When I first joined TG I said I have DID and a wolf alter who needed help. (I don't think this is true anymore since I'm more integrated now.) And then I claimed to be a wolf. I was immediately uncomfortable with the "identify as" thing and even felt a bit creeped out by it. The idea of being called out and identified seems unsafe to me. If one is truly a wild animal in a human body, I don't think one would want to broadcast this information.
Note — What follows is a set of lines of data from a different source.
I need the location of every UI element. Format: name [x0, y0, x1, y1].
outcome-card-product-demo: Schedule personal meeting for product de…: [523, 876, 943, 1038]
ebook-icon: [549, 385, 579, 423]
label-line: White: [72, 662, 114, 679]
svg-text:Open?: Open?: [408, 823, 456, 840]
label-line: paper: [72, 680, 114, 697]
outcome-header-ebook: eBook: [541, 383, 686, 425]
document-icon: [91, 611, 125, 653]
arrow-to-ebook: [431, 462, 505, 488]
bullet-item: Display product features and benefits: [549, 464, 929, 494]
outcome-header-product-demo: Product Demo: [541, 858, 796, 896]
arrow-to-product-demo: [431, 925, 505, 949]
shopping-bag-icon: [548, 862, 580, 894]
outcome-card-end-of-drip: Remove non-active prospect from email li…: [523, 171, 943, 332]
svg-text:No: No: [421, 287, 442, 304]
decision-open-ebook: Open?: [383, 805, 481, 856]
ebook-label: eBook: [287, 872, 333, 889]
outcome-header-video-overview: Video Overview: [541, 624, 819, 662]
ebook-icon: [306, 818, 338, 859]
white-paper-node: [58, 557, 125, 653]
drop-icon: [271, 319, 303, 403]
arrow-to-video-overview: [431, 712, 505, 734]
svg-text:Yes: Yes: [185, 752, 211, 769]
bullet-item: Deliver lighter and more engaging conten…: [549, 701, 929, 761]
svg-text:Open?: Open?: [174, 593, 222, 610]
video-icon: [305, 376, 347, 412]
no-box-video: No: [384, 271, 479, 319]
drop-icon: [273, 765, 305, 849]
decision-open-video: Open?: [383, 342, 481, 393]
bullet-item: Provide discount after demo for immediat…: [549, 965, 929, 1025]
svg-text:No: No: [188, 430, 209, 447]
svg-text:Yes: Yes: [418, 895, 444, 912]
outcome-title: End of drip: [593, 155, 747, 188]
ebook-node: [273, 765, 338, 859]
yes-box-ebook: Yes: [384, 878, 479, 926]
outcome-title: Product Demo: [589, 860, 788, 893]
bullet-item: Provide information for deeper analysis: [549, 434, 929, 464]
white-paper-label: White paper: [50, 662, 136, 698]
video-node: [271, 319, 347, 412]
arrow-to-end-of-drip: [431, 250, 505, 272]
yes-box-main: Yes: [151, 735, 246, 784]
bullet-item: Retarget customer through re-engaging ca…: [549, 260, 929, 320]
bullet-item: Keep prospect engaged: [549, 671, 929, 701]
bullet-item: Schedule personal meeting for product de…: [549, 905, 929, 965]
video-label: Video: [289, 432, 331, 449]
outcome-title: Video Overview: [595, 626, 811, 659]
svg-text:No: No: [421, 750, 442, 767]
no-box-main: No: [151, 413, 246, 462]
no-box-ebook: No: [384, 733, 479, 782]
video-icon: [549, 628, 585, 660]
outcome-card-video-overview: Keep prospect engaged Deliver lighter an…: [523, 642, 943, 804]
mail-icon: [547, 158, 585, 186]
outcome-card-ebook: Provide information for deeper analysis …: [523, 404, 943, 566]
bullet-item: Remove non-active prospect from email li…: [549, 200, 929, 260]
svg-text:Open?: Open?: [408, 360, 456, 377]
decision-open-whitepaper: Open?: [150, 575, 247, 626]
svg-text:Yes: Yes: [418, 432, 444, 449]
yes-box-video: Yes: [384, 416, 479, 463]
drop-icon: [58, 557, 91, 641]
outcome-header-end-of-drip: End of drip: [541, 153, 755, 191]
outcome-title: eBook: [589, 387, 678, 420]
Maybe more importantly, I explained my discomfort with identity because "I am alone." The definition of the word identity means there is a subject and an object, but my experience was purely subjective. There was a wolf in my psyche 20 years before this aspect ever connected to the brain functions of conscious self-awareness, language, etc. and declared, "I am a wolf." (Also, I'm dead, I'm a ghost, a shadow, etc.) My use of "identifying as" something is mainly for personal reference to label and describe things I've experienced or observed in my mind. Sometimes it's to communicate experiences/observations to others who might understand or relate.
I've seen discussions here about experiences and identity, but little discussion about symbolism. Symbolic language is very important to me, it's relevant to the development if DID and might be important in some spiritual practices too. If you understand the symbolic meaning of a dead/ghost wolf, then you understand my feelings.
(2021-02-06 21:12)DustWolf Wrote: For example, as a wolf therian I don't experience my wolf therianthropy making me aggressive or powerful or any of the ways in which humans see wolves. I experience it as the timid and shy nature that is actually characteristic of wolves! I know this because I'm one of them and I feel the way they feel. I mean obviously none of us really knows what an other person, much less an animal, is thinking, but: I understand wolves from the inside out. When scientists discover something new about wolves, it usually confirms how I always felt.
Wolves seem timid when observed by humans, but what if they're in the natural habitat? I doubt wolves are timid/shy when defending their territory or taking down prey. Also consider that "Highly Sensitive People" might be perceived as being timid/shy. In fact it's because their more sensitive nervous systems are processing more information than other people, which takes more time, and they're also more prone to getting overstimulated which they want to avoid. So it's a matter of judgement/interpretation. Maybe you're not "timid," but your "sensory/empathetic volume control" setting is more sensitive than most humans which would make you feel timid and out of place.
Quote:As an AI developer, I can tell you that in the next few years when people start tackling the idea of actually creating human-like AI: Those bots will be very emotional, they will actually appear affectionate, like how we see domestic pets. Because the capacity for attachment is a necessary step towards intelligence. And after all, machines have chemical batteries that behave kind of like we do, they are slow when cold and active when warm, electronics characteristics change depending on environmental factors -- they "feel better" when they are comfortable.
If someone was in a sense a machine therian, they would know these things. They wouldn't feel like what Hollywood inaccurately portrays machines as, which is almost universal in machine-kin otherkin.
I'm skeptical that attachment is necessary step towards intelligence because there are highly intelligent people with antisocial/psychopath traits who are "successful" by worldly standards that define success as the acquisition of wealth and power. I speculate AI could be either very emotional or not at all depending on their development, adaptation, etc.
But we are meat machines, right? I think "machine kin" are using this label to convey their particular experience of feeling non-human. I sometimes feel machine-like just with the way I have observed and described the workings of the mind in a way that's sometimes unsettling to others because I'm less concerned with ideas like "soul," lol. I don't distinguish so much between the physical and the spiritual like many people do.